We need to understand that we live in an inextricably interdependent world. We also need to go beyond our culture of instant gratification, in which we’re consuming more and more but falling into ever greater despair. Most of my work is with countries in the global south, I was brought up the first decade of my life in a developing country, and although I wouldn’t romanticize poverty and the sort of issues one confronts in those countries, I think that in the Western world we are going through what I call a psychic pandemic. We have an astonishing degree of stress, anxiety and despair — I think retrieving our own authenticity is not about saving others, it’s about saving our own selves.

Which is why I really wanted to challenge “feel good slacktivism” — not because I want to be critical of the millennials, as this old guy [saying] “when I was your age”…I want to say, how did we get here, how did we get to a place where the Kony 2012 campaign goes viral? Why do we have this Global Summit to End Sexual Violence in Conflict which looks more like the Oscars?
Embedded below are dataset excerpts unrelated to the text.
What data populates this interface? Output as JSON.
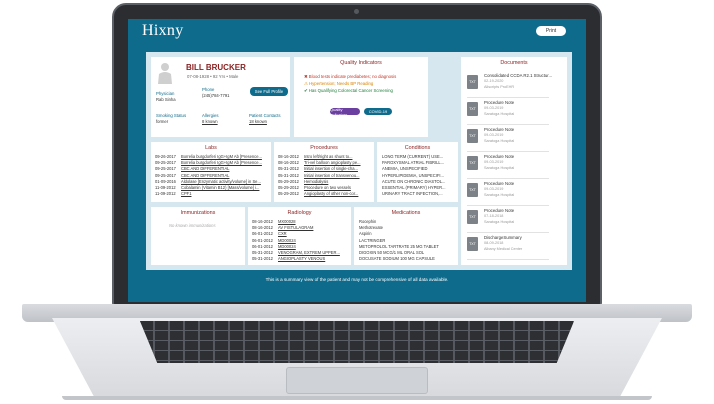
{
  "app": {
    "logo": "Hixny",
    "print_label": "Print"
  },
  "patient": {
    "name": "BILL BRUCKER",
    "meta": "07-08-1928 • 92 Yrs • Male",
    "physician_label": "Physician",
    "physician": "Rab Sinha",
    "phone_label": "Phone",
    "phone": "(245)784-7791",
    "full_profile_label": "See Full Profile",
    "smoking_label": "Smoking Status",
    "smoking": "former",
    "allergies_label": "Allergies",
    "allergies": "8 known",
    "contacts_label": "Patient Contacts",
    "contacts": "18 known"
  },
  "quality": {
    "title": "Quality Indicators",
    "items": [
      {
        "text": "Blood tests indicate prediabetes; no diagnosis",
        "color": "#c0392b",
        "icon": "x-icon"
      },
      {
        "text": "Hypertension; Needs BP Reading",
        "color": "#d98200",
        "icon": "warning-icon"
      },
      {
        "text": "Has Qualifying Colorectal Cancer Screening",
        "color": "#1e7d3a",
        "icon": "check-icon"
      }
    ],
    "btn_quality": "Quality Indicators",
    "btn_covid": "COVID-19"
  },
  "documents": {
    "title": "Documents",
    "items": [
      {
        "title": "Consolidated CCDA R2.1 Structur...",
        "date": "02-19-2020",
        "source": "Allscripts ProEHR"
      },
      {
        "title": "Procedure Note",
        "date": "09-03-2019",
        "source": "Saratoga Hospital"
      },
      {
        "title": "Procedure Note",
        "date": "09-03-2019",
        "source": "Saratoga Hospital"
      },
      {
        "title": "Procedure Note",
        "date": "09-03-2019",
        "source": "Saratoga Hospital"
      },
      {
        "title": "Procedure Note",
        "date": "09-03-2019",
        "source": "Saratoga Hospital"
      },
      {
        "title": "Procedure Note",
        "date": "07-18-2018",
        "source": "Saratoga Hospital"
      },
      {
        "title": "DischargeSummary",
        "date": "08-09-2018",
        "source": "Albany Medical Center"
      }
    ],
    "icon_text": "TXT"
  },
  "labs": {
    "title": "Labs",
    "rows": [
      {
        "date": "09-26-2017",
        "text": "Borrelia burgdorferi IgG+IgM Ab [Presence..."
      },
      {
        "date": "09-25-2017",
        "text": "Borrelia burgdorferi IgG+IgM Ab [Presence..."
      },
      {
        "date": "09-25-2017",
        "text": "CBC AND DIFFERENTIAL"
      },
      {
        "date": "09-25-2017",
        "text": "CBC AND DIFFERENTIAL"
      },
      {
        "date": "01-09-2016",
        "text": "Aldolase [Enzymatic activity/volume] in Se..."
      },
      {
        "date": "11-09-2012",
        "text": "Cobalamin (Vitamin B12) [Mass/volume] i..."
      },
      {
        "date": "11-09-2012",
        "text": "CPF1"
      }
    ]
  },
  "procedures": {
    "title": "Procedures",
    "rows": [
      {
        "date": "08-16-2012",
        "text": "Intro left/right as shunt to... "
      },
      {
        "date": "08-16-2012",
        "text": "Tri-vel balloon angioplasty pe..."
      },
      {
        "date": "05-31-2012",
        "text": "Initial insertion of single-cha..."
      },
      {
        "date": "05-31-2012",
        "text": "Initial insertion of transvenou..."
      },
      {
        "date": "05-29-2012",
        "text": "Hemodialysis"
      },
      {
        "date": "05-29-2012",
        "text": "Procedure on two vessels"
      },
      {
        "date": "05-29-2012",
        "text": "Angioplasty of other non-cor..."
      }
    ]
  },
  "conditions": {
    "title": "Conditions",
    "rows": [
      "LONG TERM (CURRENT) USE...",
      "PAROXYSMAL ATRIAL FIBRILL...",
      "ANEMIA, UNSPECIFIED",
      "HYPERLIPIDEMIA, UNSPECIFI...",
      "ACUTE ON CHRONIC DIASTOL...",
      "ESSENTIAL (PRIMARY) HYPER...",
      "URINARY TRACT INFECTION,..."
    ]
  },
  "immunizations": {
    "title": "Immunizations",
    "empty": "No known immunizations"
  },
  "radiology": {
    "title": "Radiology",
    "rows": [
      {
        "date": "08-16-2012",
        "text": "MX00028"
      },
      {
        "date": "08-16-2012",
        "text": "AV FISTULAGRAM"
      },
      {
        "date": "06-01-2012",
        "text": "CXR"
      },
      {
        "date": "06-01-2012",
        "text": "MD00024"
      },
      {
        "date": "06-01-2012",
        "text": "MD00024"
      },
      {
        "date": "05-31-2012",
        "text": "VENOGRAM, EXTREM UPPER..."
      },
      {
        "date": "05-31-2012",
        "text": "ANGIOPLASTY VENOUS"
      }
    ]
  },
  "medications": {
    "title": "Medications",
    "rows": [
      "Rocephin",
      "Methotrexate",
      "Aspirin",
      "LACTRINGER",
      "METOPROLOL TARTRATE 25 MG TABLET",
      "DIGOXIN 50 MCG/1 ML ORAL SOL",
      "DOCUSATE SODIUM 100 MG CAPSULE"
    ]
  },
  "footer": {
    "disclaimer": "This is a summary view of the patient and may not be comprehensive of all data available."
  },
  "colors": {
    "brand": "#0f6b8c",
    "title": "#8a1f1f",
    "purple_btn": "#6b3fa0",
    "teal_btn": "#0f6b8c"
  }
}
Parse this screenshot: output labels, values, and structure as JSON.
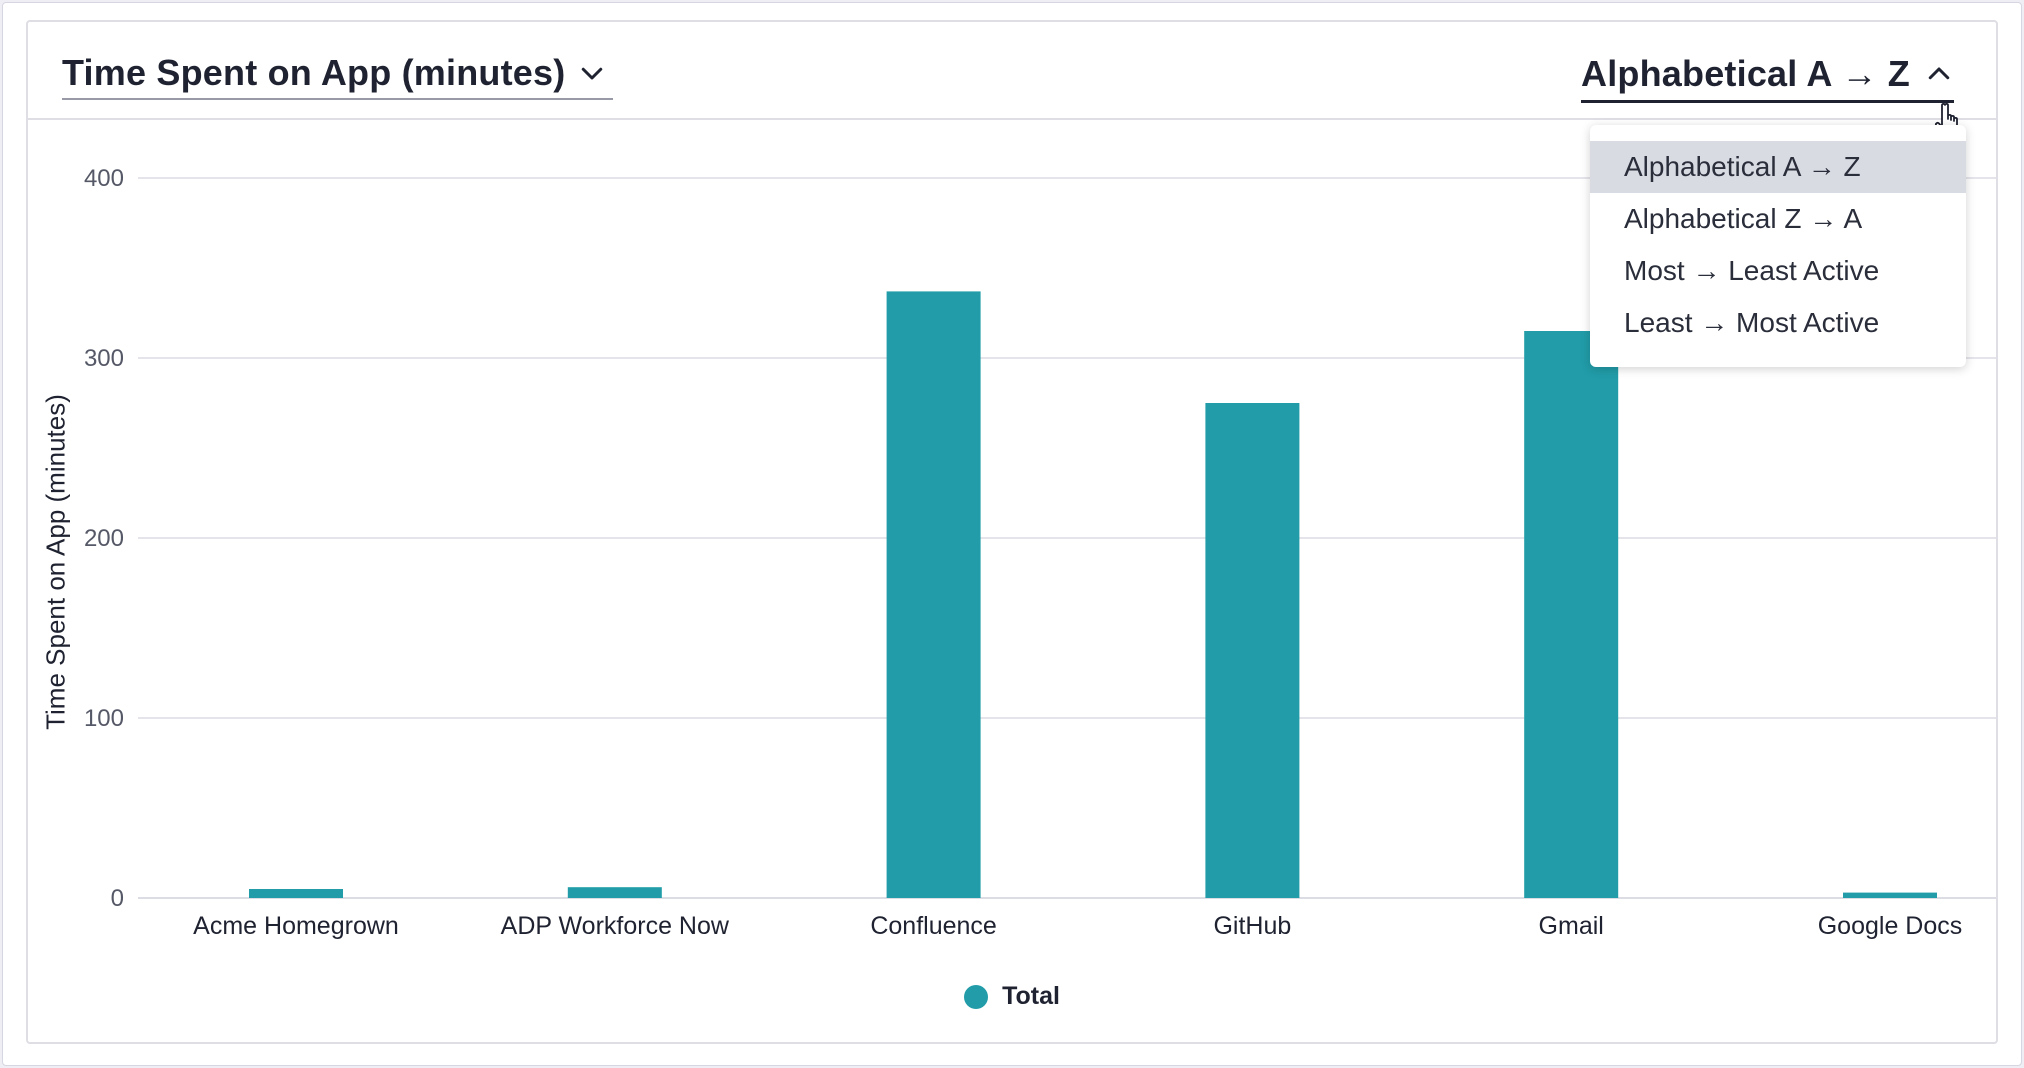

We give no thought whatsoever to whether we’re actually helping the victims of rape in the Congo, because it’s besides the point — it’s not about them, it’s about us. 

"Millennials need to understand that if they don’t become engaged, the Donald Trumps of the world are going to triumph."

I would actually think that I have great hope in the millennials. I see, as an educator who deals with young people all the time, and as someone who is a father of two teenage children, that degree of consciousness, whether it’s about gender, the environment, poverty, culture, identity, racism — I think that my children are way ahead of where I was.

I think that we need to admit to the millennials the grave mistakes that [older generations] made in [their] culture, which celebrated greed and narcissism, and which has brought us to this point — this incredible despair and thirst for doing something meaningful. Which goes back to my experience on the lecture tour, and the overwhelming response of the public to my message, which is very simple. I didn’t come up with something brilliant, something unprecedented, some cutting edge theory — on the contrary, I related what I considered to be ancient wisdom to our contemporary reality, and I did it through a set of humble stories.

I think that millennials have to be shaken out of their complacency — they need to understand that if they don’t become engaged, the Donald Trumps of the world are going to triumph, with catastrophic effect on their future. They need to understand that they must question the very notion of power.

And I may stand accused of being the Dr. Phil of the human rights world, or the Deepak Chopra of the war crimes industry, but I think that we need to rediscover a deep, mystical sense about our place in the universe. The culture of instant gratification is that, “Well, I had a summer internship and I didn’t solve the problem of world hunger, therefore I should despair.” The millennials are going to inherit the world, much more so than I am, or my generation is, so they need to understand what they can achieve over their lifetime.

This interview has been edited for length and clarity.